Querying Data
Executing SQL
using var df = await context.SqlAsync("SELECT * FROM orders WHERE amount > 100");
Parameterized Queries
Use named parameters with $paramName syntax to safely bind values:
using var df = await context.SqlAsync(
"SELECT * FROM orders WHERE status = $status AND amount > $min_amount",
[("status", "Completed"), ("min_amount", 50.0)]);
Parameters are passed as a collection of NamedScalarValueAndMetadata (the naming is similar to original DataFusion library).
Thanks to implicit conversions, you can pass C# primitives directly:
// These are equivalent
// int -> ScalarValue.Int32
[("id", 42)]
// explicit ScalarValue
[("id", new ScalarValue.Int32(42))]
// full form without metadata
[new NamedScalarValueAndMetadata("id", new ScalarValueAndMetadata(new ScalarValue.Int32(42)))]
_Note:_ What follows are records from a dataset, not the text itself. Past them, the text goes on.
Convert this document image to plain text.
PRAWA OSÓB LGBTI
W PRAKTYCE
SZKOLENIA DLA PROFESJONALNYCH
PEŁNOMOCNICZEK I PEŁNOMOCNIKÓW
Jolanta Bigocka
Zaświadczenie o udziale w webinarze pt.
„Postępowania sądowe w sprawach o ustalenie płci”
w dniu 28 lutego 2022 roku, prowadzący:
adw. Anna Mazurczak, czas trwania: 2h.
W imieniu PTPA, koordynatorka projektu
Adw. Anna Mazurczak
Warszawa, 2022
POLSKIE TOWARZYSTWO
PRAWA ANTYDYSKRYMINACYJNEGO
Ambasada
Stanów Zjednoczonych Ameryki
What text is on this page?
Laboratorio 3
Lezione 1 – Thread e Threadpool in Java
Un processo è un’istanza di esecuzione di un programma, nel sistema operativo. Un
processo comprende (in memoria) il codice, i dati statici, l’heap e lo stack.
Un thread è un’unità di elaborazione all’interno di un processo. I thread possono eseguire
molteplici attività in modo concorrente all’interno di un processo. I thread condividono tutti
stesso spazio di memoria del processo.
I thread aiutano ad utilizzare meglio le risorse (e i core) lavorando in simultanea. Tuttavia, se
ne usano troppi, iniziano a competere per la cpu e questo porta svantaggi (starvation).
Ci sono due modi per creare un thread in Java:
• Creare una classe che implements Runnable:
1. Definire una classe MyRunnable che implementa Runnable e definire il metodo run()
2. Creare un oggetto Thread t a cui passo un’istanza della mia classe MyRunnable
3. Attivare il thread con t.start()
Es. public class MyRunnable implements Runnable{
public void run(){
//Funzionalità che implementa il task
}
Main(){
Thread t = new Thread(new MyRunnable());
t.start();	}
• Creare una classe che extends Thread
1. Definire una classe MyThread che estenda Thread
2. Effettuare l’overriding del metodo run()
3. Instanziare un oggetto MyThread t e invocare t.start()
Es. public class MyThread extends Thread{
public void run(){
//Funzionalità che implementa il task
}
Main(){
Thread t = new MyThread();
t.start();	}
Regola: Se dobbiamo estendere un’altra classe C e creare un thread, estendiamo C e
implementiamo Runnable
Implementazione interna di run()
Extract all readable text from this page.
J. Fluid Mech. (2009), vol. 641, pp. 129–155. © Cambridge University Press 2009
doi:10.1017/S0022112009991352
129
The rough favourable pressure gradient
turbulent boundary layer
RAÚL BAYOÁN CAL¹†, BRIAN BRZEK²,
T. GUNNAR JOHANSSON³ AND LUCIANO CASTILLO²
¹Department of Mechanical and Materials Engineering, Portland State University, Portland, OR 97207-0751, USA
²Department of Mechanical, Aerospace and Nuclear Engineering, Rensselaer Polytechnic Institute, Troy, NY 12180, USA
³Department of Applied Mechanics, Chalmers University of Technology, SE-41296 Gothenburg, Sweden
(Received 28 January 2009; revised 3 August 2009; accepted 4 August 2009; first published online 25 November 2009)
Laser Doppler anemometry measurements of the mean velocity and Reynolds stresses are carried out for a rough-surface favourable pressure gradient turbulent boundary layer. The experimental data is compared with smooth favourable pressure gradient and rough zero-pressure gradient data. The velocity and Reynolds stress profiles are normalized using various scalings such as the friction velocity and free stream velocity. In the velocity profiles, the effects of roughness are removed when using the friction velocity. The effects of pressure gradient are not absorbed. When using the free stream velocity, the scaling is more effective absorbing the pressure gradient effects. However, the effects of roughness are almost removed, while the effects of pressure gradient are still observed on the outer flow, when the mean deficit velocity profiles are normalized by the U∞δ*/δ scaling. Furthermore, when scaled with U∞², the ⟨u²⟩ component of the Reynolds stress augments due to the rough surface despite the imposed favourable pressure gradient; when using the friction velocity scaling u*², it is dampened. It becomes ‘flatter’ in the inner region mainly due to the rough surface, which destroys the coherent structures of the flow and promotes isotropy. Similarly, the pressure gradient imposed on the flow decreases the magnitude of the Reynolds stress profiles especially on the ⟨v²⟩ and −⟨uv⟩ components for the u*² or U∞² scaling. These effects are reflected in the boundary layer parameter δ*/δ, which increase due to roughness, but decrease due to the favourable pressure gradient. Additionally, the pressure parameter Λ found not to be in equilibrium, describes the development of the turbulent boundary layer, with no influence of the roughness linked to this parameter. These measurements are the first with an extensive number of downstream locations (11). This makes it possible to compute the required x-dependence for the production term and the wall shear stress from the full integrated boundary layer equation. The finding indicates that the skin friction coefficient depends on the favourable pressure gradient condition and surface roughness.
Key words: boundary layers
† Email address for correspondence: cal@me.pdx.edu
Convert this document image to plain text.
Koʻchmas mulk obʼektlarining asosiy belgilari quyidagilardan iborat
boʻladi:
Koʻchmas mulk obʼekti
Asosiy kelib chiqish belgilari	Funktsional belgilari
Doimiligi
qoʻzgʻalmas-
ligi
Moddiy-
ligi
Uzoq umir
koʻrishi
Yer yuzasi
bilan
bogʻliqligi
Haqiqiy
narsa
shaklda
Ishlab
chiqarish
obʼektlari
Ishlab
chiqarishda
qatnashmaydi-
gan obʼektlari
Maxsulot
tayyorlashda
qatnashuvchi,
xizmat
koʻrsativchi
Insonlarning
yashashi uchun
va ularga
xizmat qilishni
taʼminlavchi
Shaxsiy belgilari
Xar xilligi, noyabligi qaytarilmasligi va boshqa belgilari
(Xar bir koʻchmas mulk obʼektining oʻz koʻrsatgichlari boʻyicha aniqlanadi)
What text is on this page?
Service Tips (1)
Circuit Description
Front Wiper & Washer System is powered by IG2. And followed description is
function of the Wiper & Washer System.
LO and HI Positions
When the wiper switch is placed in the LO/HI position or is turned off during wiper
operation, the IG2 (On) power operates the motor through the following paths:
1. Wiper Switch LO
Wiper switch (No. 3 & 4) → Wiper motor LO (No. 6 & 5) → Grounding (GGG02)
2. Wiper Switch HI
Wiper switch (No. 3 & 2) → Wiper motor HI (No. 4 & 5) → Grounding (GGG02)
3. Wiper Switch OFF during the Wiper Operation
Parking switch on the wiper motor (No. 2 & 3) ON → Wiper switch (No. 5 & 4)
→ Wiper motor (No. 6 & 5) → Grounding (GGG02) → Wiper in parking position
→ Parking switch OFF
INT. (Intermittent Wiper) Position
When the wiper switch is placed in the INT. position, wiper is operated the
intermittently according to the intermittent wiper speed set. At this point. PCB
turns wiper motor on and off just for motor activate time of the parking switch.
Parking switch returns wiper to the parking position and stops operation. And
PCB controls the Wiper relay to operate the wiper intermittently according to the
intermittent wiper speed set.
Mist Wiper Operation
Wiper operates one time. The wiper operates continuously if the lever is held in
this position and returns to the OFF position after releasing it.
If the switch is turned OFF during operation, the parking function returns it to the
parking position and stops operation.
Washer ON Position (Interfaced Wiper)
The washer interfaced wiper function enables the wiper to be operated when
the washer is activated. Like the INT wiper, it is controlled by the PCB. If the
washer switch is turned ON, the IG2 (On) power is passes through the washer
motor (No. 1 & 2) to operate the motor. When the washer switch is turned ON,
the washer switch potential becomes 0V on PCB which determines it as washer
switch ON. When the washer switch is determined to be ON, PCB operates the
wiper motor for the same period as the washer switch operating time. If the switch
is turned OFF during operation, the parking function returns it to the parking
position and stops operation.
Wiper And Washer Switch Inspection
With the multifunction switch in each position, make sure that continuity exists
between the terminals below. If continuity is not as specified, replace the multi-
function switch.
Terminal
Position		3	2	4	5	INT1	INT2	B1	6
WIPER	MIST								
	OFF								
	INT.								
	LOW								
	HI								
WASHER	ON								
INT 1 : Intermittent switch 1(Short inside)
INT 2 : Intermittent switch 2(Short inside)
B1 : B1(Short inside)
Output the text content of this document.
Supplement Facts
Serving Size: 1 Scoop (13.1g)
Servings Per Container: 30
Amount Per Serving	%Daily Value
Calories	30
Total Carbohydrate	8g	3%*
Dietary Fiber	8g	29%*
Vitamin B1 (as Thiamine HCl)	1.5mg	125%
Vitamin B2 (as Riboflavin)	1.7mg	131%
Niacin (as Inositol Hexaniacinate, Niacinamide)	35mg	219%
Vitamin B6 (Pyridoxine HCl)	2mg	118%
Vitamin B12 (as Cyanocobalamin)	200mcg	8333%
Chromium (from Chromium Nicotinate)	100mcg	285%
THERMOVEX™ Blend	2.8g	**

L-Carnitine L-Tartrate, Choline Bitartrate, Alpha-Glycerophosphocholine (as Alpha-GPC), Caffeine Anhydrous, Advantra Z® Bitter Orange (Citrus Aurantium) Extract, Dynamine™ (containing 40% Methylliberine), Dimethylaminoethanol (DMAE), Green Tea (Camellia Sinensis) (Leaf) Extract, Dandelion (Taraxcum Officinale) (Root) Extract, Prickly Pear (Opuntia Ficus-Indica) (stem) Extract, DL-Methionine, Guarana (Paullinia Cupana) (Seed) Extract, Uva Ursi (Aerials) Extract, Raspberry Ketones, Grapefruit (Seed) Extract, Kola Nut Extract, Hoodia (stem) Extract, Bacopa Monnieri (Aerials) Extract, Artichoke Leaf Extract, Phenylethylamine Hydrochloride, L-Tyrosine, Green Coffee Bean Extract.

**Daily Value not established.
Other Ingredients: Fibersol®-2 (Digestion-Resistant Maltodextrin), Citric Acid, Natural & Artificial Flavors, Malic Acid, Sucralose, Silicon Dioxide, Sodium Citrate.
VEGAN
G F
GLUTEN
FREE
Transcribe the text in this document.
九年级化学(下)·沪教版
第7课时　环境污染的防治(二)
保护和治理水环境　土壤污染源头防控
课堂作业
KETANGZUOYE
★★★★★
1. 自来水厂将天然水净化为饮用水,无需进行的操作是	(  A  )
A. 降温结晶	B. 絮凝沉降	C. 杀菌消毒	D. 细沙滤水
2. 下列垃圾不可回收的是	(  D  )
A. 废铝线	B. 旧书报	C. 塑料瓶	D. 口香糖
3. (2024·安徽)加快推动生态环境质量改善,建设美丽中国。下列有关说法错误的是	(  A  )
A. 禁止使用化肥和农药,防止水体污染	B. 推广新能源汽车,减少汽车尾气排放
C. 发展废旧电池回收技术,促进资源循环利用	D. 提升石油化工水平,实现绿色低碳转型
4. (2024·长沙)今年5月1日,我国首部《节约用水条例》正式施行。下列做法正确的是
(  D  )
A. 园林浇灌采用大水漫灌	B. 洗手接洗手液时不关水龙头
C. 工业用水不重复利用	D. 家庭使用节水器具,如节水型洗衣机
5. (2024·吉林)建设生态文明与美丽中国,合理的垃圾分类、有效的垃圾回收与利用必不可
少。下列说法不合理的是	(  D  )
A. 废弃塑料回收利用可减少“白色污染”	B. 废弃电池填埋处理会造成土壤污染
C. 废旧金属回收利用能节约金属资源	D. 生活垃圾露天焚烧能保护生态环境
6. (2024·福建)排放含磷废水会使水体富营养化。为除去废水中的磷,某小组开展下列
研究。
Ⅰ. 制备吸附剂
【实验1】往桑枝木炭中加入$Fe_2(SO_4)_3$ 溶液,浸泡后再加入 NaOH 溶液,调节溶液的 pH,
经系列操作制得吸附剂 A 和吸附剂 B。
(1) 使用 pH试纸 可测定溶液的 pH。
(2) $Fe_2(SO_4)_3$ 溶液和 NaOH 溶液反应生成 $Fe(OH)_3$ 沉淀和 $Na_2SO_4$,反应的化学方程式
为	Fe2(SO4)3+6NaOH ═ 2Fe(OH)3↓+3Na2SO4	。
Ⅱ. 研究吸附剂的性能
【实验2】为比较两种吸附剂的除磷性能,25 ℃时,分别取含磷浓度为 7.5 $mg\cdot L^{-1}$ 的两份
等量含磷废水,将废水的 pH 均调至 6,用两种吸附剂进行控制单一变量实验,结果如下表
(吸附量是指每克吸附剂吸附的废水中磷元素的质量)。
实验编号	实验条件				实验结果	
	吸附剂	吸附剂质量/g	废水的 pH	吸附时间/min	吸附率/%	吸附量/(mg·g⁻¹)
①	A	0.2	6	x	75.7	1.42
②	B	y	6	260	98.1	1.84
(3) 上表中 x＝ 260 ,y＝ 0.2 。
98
// full form with metadata
[new NamedScalarValueAndMetadata("id", new ScalarValueAndMetadata(new ScalarValue.Int32(42), new Dictionary<string, string>()))]
ScalarValue Types
ScalarValue is a type hierarchy mirroring DataFusion's Rust ScalarValue enum. Common types with implicit conversions:
| C# Type | ScalarValue |
|---|---|
bool | Boolean |
float | Float32 |
double | Float64 |
decimal | Decimal128 |
sbyte | Int8 |
short | Int16 |
int | Int32 |
long | Int64 |
byte | UInt8 |
ushort | UInt16 |
uint | UInt32 |
ulong | UInt64 |
string | Utf8 |
byte[] | Binary |
DateOnly | Date32 |
TimeOnly | Time64Microsecond |
TimeSpan | DurationMillisecond |
DateTimeOffset | TimestampMillisecond |
Additional types available (construct explicitly): Float16, Date64, TimestampSecond, TimestampMicrosecond, TimestampNanosecond, Decimal256, LargeUtf8, LargeBinary, and more.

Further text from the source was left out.